This blog post is an excerpt from GovLoop’s recent market trend report “Network Access Control: Your First Line of Cyber Defense.” Download the full report here.
Identifying and correcting network vulnerabilities is a 24/7 operation that must evolve as cyberthreats evolve. To stay current with ever-changing commercial and government regulations, agencies can’t rely on antiquated solutions and operational procedures.
Such a reactive approach to security focuses on addressing current and near-term cyber issues, but does not include longer-term planning or responses for future threats. It also doesn’t position agencies to proactively comply with security requirements that govern how they should manage network access across multiple devices and users.
To prevent the risks of unauthorized access to high-value assets or the loss of sensitive data, network access control is mandated by Homeland Security Presidential Directive 12 (HSPD-12), Federal Information Processing Standards (FIPS) guidelines, along with various DoD regulations. There are also network access requirements set by the Federal Risk and Authorization Management Program (FedRAMP), which developed a governmentwide baseline for securing cloud products and services used across agencies.

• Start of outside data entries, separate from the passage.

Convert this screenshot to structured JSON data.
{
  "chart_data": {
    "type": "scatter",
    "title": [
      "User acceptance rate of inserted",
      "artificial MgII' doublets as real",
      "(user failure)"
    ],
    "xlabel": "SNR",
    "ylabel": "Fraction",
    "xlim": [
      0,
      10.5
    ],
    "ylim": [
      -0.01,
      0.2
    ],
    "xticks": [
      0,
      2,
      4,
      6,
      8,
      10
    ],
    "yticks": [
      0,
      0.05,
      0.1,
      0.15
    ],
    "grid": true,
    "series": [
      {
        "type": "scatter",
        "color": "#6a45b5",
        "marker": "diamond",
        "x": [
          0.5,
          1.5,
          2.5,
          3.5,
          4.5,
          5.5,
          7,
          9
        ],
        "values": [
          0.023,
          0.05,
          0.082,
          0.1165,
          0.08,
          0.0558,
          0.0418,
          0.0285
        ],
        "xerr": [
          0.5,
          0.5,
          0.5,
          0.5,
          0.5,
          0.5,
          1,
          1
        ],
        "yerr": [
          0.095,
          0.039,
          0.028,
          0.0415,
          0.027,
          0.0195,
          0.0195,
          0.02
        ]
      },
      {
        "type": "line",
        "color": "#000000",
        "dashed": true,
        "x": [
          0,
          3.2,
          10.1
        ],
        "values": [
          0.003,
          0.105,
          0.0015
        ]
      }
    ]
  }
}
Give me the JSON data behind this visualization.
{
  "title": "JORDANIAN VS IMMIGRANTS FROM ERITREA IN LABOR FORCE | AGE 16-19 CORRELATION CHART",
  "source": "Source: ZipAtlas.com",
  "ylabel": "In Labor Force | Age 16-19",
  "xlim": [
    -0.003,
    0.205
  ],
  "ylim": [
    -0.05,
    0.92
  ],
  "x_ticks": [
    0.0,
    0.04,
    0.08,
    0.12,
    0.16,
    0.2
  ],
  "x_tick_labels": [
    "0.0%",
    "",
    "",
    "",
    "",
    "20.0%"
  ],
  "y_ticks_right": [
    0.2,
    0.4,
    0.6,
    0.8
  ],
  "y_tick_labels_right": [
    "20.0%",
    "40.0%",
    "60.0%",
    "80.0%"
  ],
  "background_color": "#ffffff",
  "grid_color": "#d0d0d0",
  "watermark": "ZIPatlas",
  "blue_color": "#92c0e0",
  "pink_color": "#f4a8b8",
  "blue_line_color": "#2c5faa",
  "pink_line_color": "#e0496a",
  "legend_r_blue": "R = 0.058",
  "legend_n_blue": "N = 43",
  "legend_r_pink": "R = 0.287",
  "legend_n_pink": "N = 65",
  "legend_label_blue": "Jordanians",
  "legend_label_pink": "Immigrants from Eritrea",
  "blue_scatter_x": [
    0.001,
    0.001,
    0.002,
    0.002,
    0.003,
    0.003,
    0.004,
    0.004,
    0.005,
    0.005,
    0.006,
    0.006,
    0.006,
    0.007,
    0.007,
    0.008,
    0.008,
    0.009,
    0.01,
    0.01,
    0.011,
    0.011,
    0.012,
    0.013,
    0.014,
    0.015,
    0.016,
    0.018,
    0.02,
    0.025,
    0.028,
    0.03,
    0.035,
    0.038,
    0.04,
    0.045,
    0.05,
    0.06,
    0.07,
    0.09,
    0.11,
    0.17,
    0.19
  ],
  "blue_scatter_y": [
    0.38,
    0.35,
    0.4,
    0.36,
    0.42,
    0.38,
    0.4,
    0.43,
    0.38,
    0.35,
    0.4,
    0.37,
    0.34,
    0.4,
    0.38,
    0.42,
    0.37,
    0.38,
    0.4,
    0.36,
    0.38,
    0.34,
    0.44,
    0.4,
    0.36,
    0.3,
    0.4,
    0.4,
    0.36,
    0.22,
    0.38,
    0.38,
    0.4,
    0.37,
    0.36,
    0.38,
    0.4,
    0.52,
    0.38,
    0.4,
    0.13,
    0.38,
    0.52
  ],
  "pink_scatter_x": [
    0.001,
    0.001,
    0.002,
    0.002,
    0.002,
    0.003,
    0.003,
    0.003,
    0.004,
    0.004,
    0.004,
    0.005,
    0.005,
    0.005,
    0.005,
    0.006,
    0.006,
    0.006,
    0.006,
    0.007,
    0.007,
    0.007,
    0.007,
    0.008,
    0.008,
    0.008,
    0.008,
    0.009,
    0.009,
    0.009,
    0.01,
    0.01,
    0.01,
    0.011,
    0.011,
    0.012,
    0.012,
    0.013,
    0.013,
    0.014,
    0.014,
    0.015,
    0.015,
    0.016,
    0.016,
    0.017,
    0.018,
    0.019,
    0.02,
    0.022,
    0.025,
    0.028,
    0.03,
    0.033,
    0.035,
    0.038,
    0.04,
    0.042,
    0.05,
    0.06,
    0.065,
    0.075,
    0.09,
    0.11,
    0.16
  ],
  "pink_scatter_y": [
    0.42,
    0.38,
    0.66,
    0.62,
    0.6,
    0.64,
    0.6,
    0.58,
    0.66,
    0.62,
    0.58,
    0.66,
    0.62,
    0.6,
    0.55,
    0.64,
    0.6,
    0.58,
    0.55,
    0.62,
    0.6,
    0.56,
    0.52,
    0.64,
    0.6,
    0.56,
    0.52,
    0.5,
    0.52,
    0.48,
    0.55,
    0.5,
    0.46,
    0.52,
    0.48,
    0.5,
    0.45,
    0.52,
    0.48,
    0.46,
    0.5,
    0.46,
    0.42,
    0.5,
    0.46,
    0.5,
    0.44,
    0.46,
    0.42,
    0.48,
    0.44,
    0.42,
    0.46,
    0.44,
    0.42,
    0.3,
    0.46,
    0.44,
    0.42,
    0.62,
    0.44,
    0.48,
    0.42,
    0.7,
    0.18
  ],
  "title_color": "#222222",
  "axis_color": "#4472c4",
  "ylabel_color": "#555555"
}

But implementing and enforcing these mandates requires sufficient funding and skilled professionals who understand the right tools and techniques. “The biggest challenge that we’re seeing is either a lack of resources or a lack of the training and knowledge necessary to keep the network running or to be able to secure it,” said Pete Burke, security practice team lead at Force 3.
Burke shared several best practices for implementing a comprehensive approach to network defense.
1. Set a solid foundation
When implementing network access controls, you have to ensure the technology you implement properly enforces security polices and that users are authenticated before gaining network access. When the time comes for your agency to undergo auditing procedures, you must be able to show these security measures are in place and effective.
2. Focus on authentication and access control
The network access control solution you use should be able to identify users by their unique profile and the device they are using. Once that is determined, access can be granted or denied. As a best practice, Burke recommends that once users are authorized on the network, they be given access only to what they need. It isn’t enough to simply authenticate users’ identities before giving them network access. Controlling what they can and cannot do within the network is also critical to security. “We’ve seen where different agencies are authenticating the assets and users on the network, but they’re not enforcing any access control, which defeats the purpose,” Burke said. Authentication is part of the process, but it isn’t the only step.
3. Automate network access control
Over time, agencies should reach a point where they can automatically remediate network access issues. That includes quarantining devices that are trying to connect to the network, but don’t meet an agencies standard levels of compliance. As your implementation of network access control evolves, you should consider how these and other tasks can be automated.
4. Increase network visibility
Burke recommends that agencies also improve the level of visibility that IT teams have into all of the traffic moving across the network. Boosting visibility involves monitoring network traffic flows, controlling network access, ensuring connected devices are compliant, performing remediation requirements and tracking which applications and systems that users can access. By doing so, agencies can create a baseline of network behavior and heuristics, enabling them to identify insider threats or malicious network activity that deviates from normal behavior.
5. Provide adequate training for your workforce
Identify opportunities to train or re-train IT personnel who will be involved in implementing network access controls. Ensure they have the knowledge and resources they need to maintain network security and availability. Through industry partnerships, you can learn new skills and also supplement your current workforce.